Bakalım neler olacaktı?
Saatin zaten yaklaştığını görünce hemen üstümü değiştirip kafeden çıktım. Ormanın girişine gelince ise donup kaldım. Bu olamazdı değil mi?
Parstan..
Ormana gelince girişinde arkası dönük bir şekilde bekleyen Derini görünce gülümsedim ve seslendim. Ama arka arkaya seslenmelerime rağmen tepki vermemesi canımı sıkmıştı. Bende hızlı adımlarla yanına geldim. Ve gördüğüm manzara gerçekten kan donduran cinstendi. Bu yerdeki ceset... Kesinlikle onların işiydi.
Derinden..
Bu ceset de neydi böyle? Aman Tanrım! Korkunç gözüküyordu. Bu görüntü insana aklını kaçırtacak kadar kötüydü çünkü herhangi bir şekilde yaralanıp de ölmemişti. Boynunda bir sürü kesik izi, vücudunda tırnak izleri vardı. Bileklerinde ve boynunda büyük ısırık izleri vardı. Isırılan yerler morarmıştı. Ama ilginç olan yerde tek bir damla bile kan olmamasıydı. Bunu vampirler yaptıysa- ki büyük ihtimalle onlar yapmıştı kanı içmiş olmalıydılar.
Pars beni çekiştirerek cesetten uzaklaştırdı ve evlerine geldik.
Kapıyı neredeyse kırarak içeri girdik ve Pars onlara cesedi anlattı. Tahmin ettiğim gibi onlarda vampirlerin yaptığını düşünmüşlerdi. Ceset tekrar gözlerimin önüne gelince bir ağlama krizine girdim.

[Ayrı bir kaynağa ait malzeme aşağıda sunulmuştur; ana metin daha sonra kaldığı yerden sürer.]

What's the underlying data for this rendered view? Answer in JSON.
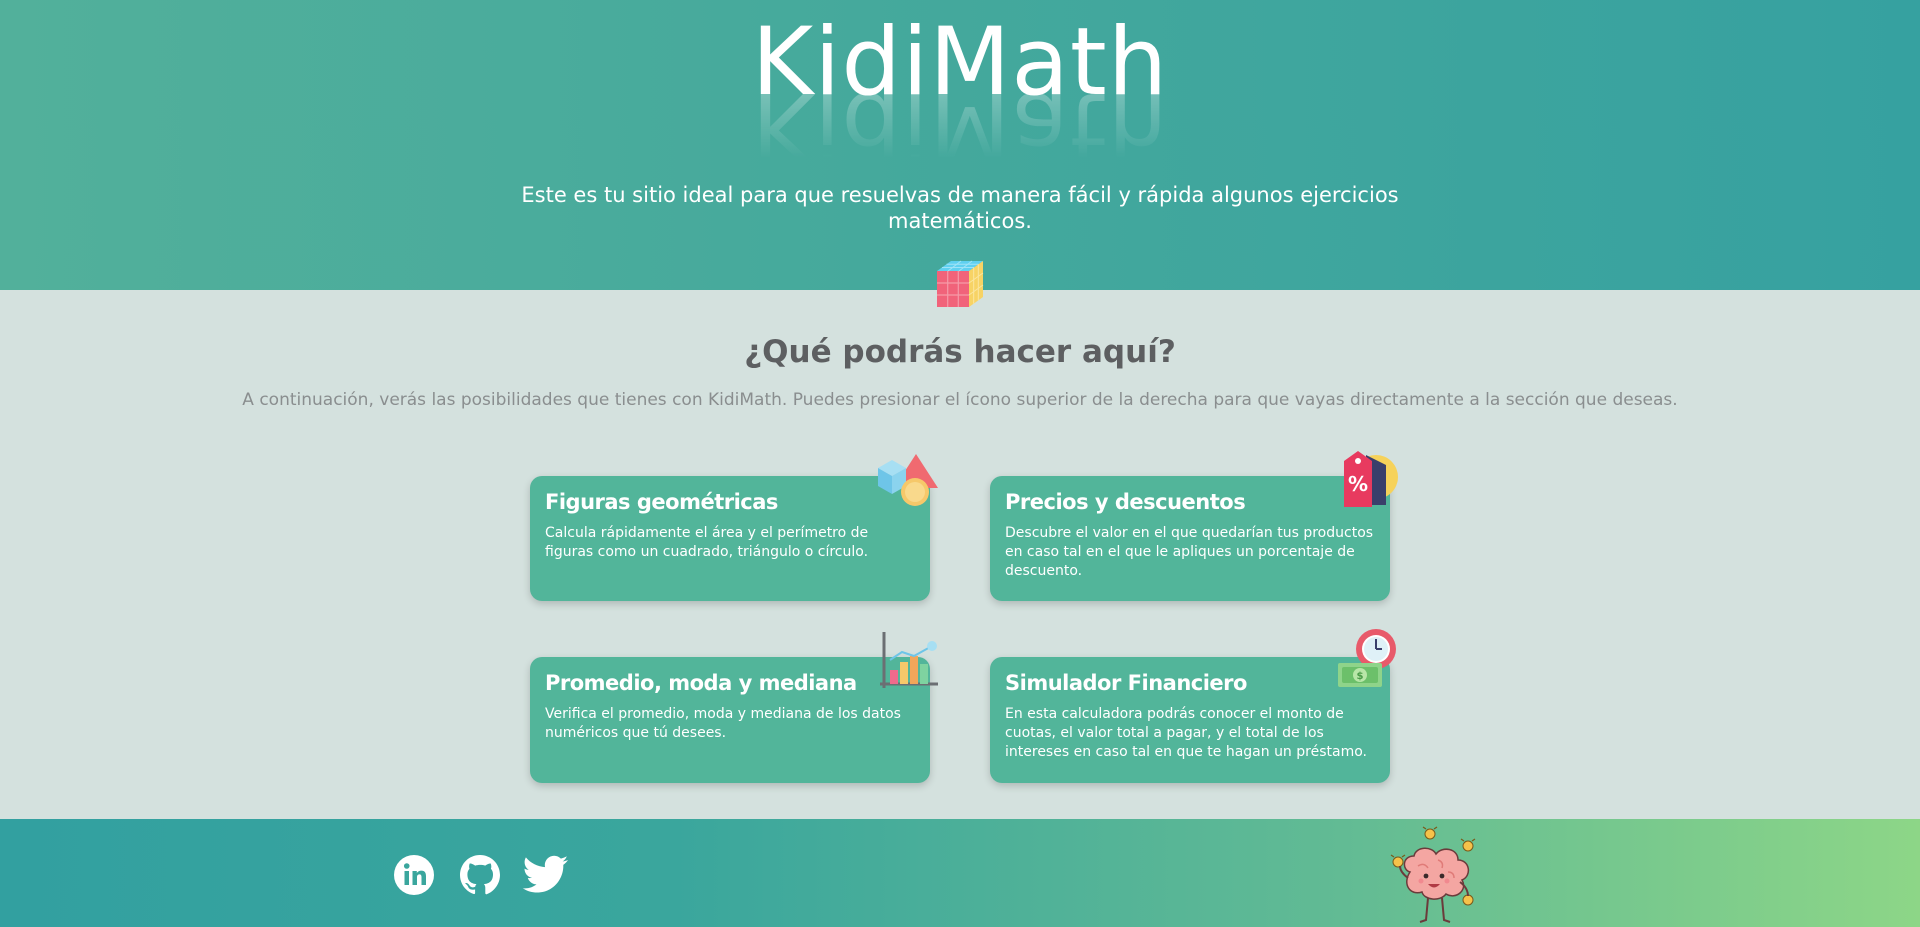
{
  "header": {
    "logo": "KidiMath",
    "subtitle": "Este es tu sitio ideal para que resuelvas de manera fácil y rápida algunos ejercicios matemáticos."
  },
  "main": {
    "title": "¿Qué podrás hacer aquí?",
    "description": "A continuación, verás las posibilidades que tienes con KidiMath. Puedes presionar el ícono superior de la derecha para que vayas directamente a la sección que deseas.",
    "cards": [
      {
        "title": "Figuras geométricas",
        "description": "Calcula rápidamente el área y el perímetro de figuras como un cuadrado, triángulo o círculo.",
        "icon": "shapes-icon"
      },
      {
        "title": "Precios y descuentos",
        "description": "Descubre el valor en el que quedarían tus productos en caso tal en el que le apliques un porcentaje de descuento.",
        "icon": "discount-tag-icon"
      },
      {
        "title": "Promedio, moda y mediana",
        "description": "Verifica el promedio, moda y mediana de los datos numéricos que tú desees.",
        "icon": "bar-chart-icon"
      },
      {
        "title": "Simulador Financiero",
        "description": "En esta calculadora podrás conocer el monto de cuotas, el valor total a pagar, y el total de los intereses en caso tal en que te hagan un préstamo.",
        "icon": "money-clock-icon"
      }
    ]
  },
  "footer": {
    "social": [
      "linkedin-icon",
      "github-icon",
      "twitter-icon"
    ],
    "mascot": "brain-mascot-icon"
  },
  "colors": {
    "hero": "#45a99c",
    "card": "#52b59a",
    "background": "#d4e1de",
    "footer_start": "#32a0a0",
    "footer_end": "#8dd687"
  }
}
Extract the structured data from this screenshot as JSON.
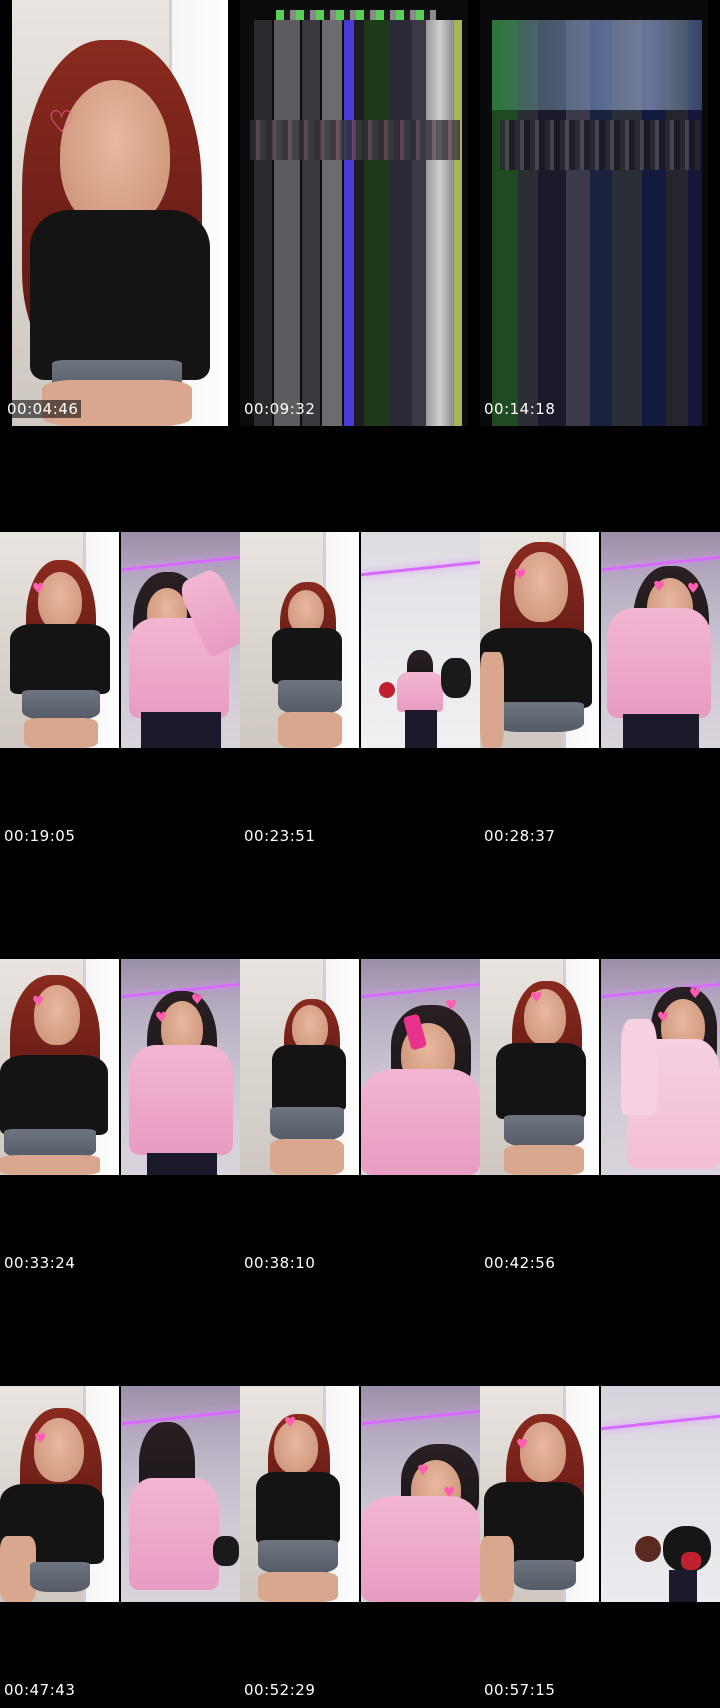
{
  "timestamps": {
    "t1": "00:04:46",
    "t2": "00:09:32",
    "t3": "00:14:18",
    "t4": "00:19:05",
    "t5": "00:23:51",
    "t6": "00:28:37",
    "t7": "00:33:24",
    "t8": "00:38:10",
    "t9": "00:42:56",
    "t10": "00:47:43",
    "t11": "00:52:29",
    "t12": "00:57:15"
  }
}
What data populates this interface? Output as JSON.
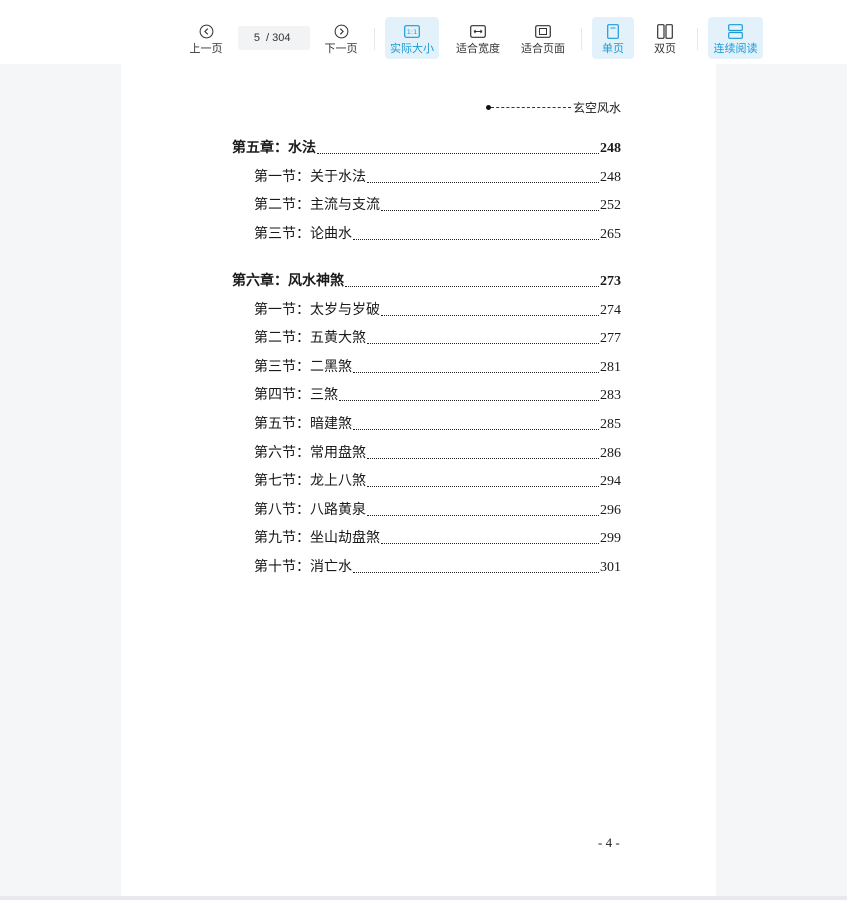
{
  "toolbar": {
    "prev_label": "上一页",
    "current_page": "5",
    "total_pages": "/ 304",
    "next_label": "下一页",
    "actual_size_label": "实际大小",
    "fit_width_label": "适合宽度",
    "fit_page_label": "适合页面",
    "single_page_label": "单页",
    "double_page_label": "双页",
    "continuous_label": "连续阅读",
    "actual_size_icon_text": "1:1"
  },
  "document": {
    "header": "玄空风水",
    "page_number": "- 4 -",
    "toc": [
      {
        "level": "chapter",
        "title": "第五章：水法",
        "page": "248"
      },
      {
        "level": "section",
        "title": "第一节：关于水法",
        "page": "248"
      },
      {
        "level": "section",
        "title": "第二节：主流与支流",
        "page": "252"
      },
      {
        "level": "section",
        "title": "第三节：论曲水",
        "page": "265"
      },
      {
        "level": "chapter",
        "title": "第六章：风水神煞",
        "page": "273"
      },
      {
        "level": "section",
        "title": "第一节：太岁与岁破",
        "page": "274"
      },
      {
        "level": "section",
        "title": "第二节：五黄大煞",
        "page": "277"
      },
      {
        "level": "section",
        "title": "第三节：二黑煞",
        "page": "281"
      },
      {
        "level": "section",
        "title": "第四节：三煞",
        "page": "283"
      },
      {
        "level": "section",
        "title": "第五节：暗建煞",
        "page": "285"
      },
      {
        "level": "section",
        "title": "第六节：常用盘煞",
        "page": "286"
      },
      {
        "level": "section",
        "title": "第七节：龙上八煞",
        "page": "294"
      },
      {
        "level": "section",
        "title": "第八节：八路黄泉",
        "page": "296"
      },
      {
        "level": "section",
        "title": "第九节：坐山劫盘煞",
        "page": "299"
      },
      {
        "level": "section",
        "title": "第十节：消亡水",
        "page": "301"
      }
    ]
  },
  "colors": {
    "accent": "#1a9bd7",
    "active_bg": "#e3f1fb",
    "viewer_bg": "#f5f6f8"
  }
}
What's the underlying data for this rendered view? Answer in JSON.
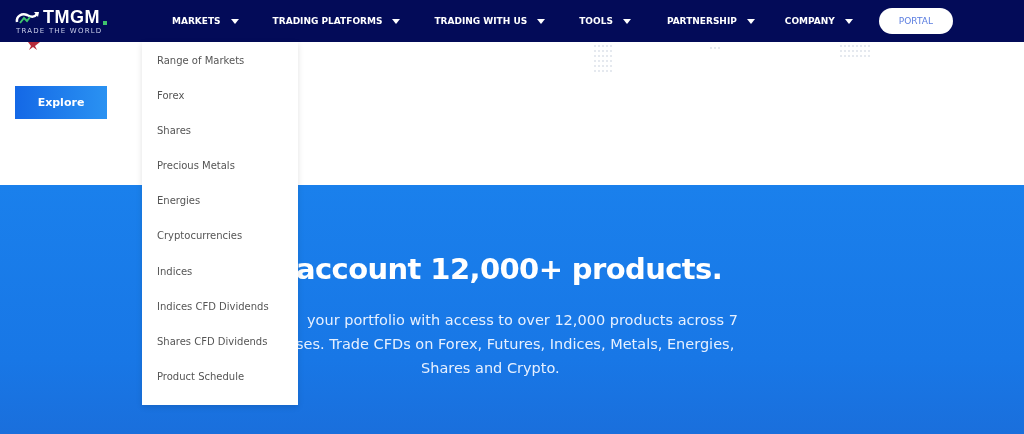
{
  "logo": {
    "name": "TMGM",
    "tagline": "TRADE THE WORLD"
  },
  "nav": [
    {
      "label": "MARKETS"
    },
    {
      "label": "TRADING PLATFORMS"
    },
    {
      "label": "TRADING WITH US"
    },
    {
      "label": "TOOLS"
    },
    {
      "label": "PARTNERSHIP"
    },
    {
      "label": "COMPANY"
    }
  ],
  "portal_button": "PORTAL",
  "explore_button": "Explore",
  "dropdown": [
    "Range of Markets",
    "Forex",
    "Shares",
    "Precious Metals",
    "Energies",
    "Cryptocurrencies",
    "Indices",
    "Indices CFD Dividends",
    "Shares CFD Dividends",
    "Product Schedule"
  ],
  "hero": {
    "headline": "account 12,000+ products.",
    "lines": [
      "your portfolio with access to over 12,000 products across 7",
      "ses. Trade CFDs on Forex, Futures, Indices, Metals, Energies,",
      "Shares and Crypto."
    ]
  }
}
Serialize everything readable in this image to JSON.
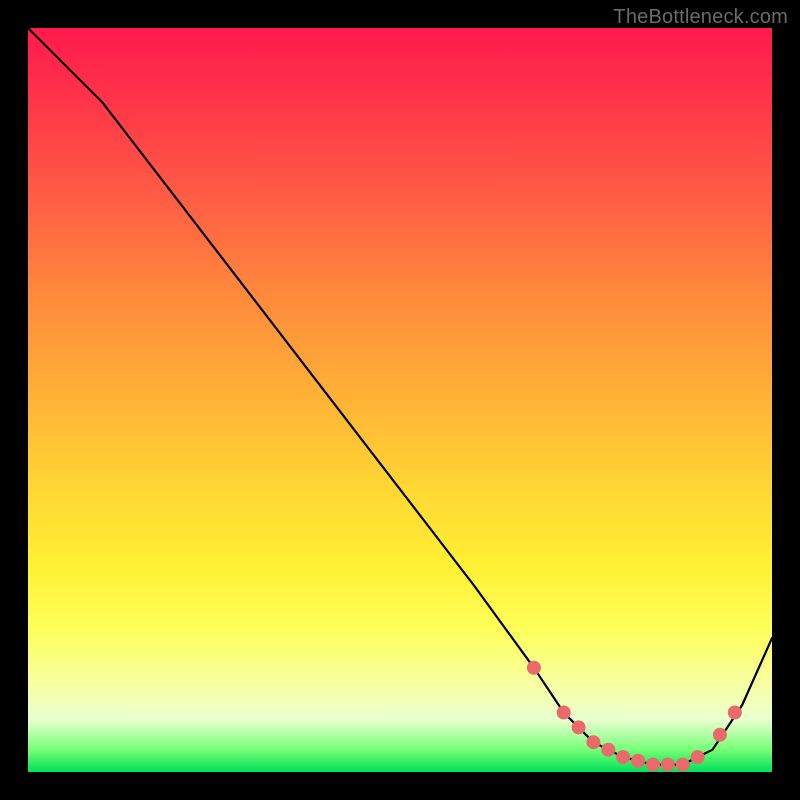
{
  "watermark": "TheBottleneck.com",
  "colors": {
    "dot": "#e96a6a",
    "line": "#000000",
    "frame": "#000000"
  },
  "chart_data": {
    "type": "line",
    "title": "",
    "xlabel": "",
    "ylabel": "",
    "xlim": [
      0,
      100
    ],
    "ylim": [
      0,
      100
    ],
    "grid": false,
    "legend": false,
    "series": [
      {
        "name": "bottleneck-curve",
        "x": [
          0,
          6,
          10,
          20,
          30,
          40,
          50,
          60,
          68,
          72,
          76,
          80,
          84,
          88,
          92,
          96,
          100
        ],
        "y": [
          100,
          94,
          90,
          77,
          64,
          51,
          38,
          25,
          14,
          8,
          4,
          2,
          1,
          1,
          3,
          9,
          18
        ]
      }
    ],
    "markers": {
      "name": "highlighted-points",
      "x": [
        68,
        72,
        74,
        76,
        78,
        80,
        82,
        84,
        86,
        88,
        90,
        93,
        95
      ],
      "y": [
        14,
        8,
        6,
        4,
        3,
        2,
        1.5,
        1,
        1,
        1,
        2,
        5,
        8
      ]
    }
  }
}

Kendimi durduramıyordum. Titriyor ve ağlıyordum. Hepsi başıma toplanmış beni sakinleştirmeye çalışıyorlardı. Bir süre daha Pars'a sarılı bir şekilde ağladıktan sonra gözlerimi sildim ve koltuğa oturdum. Onlar da sanırım kendimi kötü hissetmemem için az önceki olayı unutarak tartışmaya başladılar. Hepsi vampirler konusunda ortak fikirdeydi ama neden olduğu konusunda bir fikirleri yoktu. Göz korkutmak mı? Yakında savaş olacağı mı? Korkmaları gerektiği mi? Karışık bir konuydu. Daha fazla onları rahatsız etmemek için kalktım. İtirazlarıma rağmen Pars benimle geldi. Kafenin önüne gelince bana bunları unutup kafamı dağıtmamı, hatta mutlu olmamı söyledi. Ama yapamayacağımı o da biliyordu. Gülümsemeye çalışarak içeri geçtim. Beni gören Perihan teyze elinde küçük bir kutuyla yanıma geldi.
"Al bakalım Derin."
"Bu ne Perihan teyze?"
"Bilmiyorum kızım. Postacı sana olduğunu söyledi."
Perihan teyzeden kutuyu alarak odaya çıktım. Merakla açtığımda sadece bir kız resmi vardı. Arkasında yazan yazı ise kan donduracak cinstendi. "Bu kızı unutma Derin. Kaderin onun kaderinden farksız olmayacak."
Bu da neydi? Bu kız kimdi? Tanrım, neler dönüyordu yine?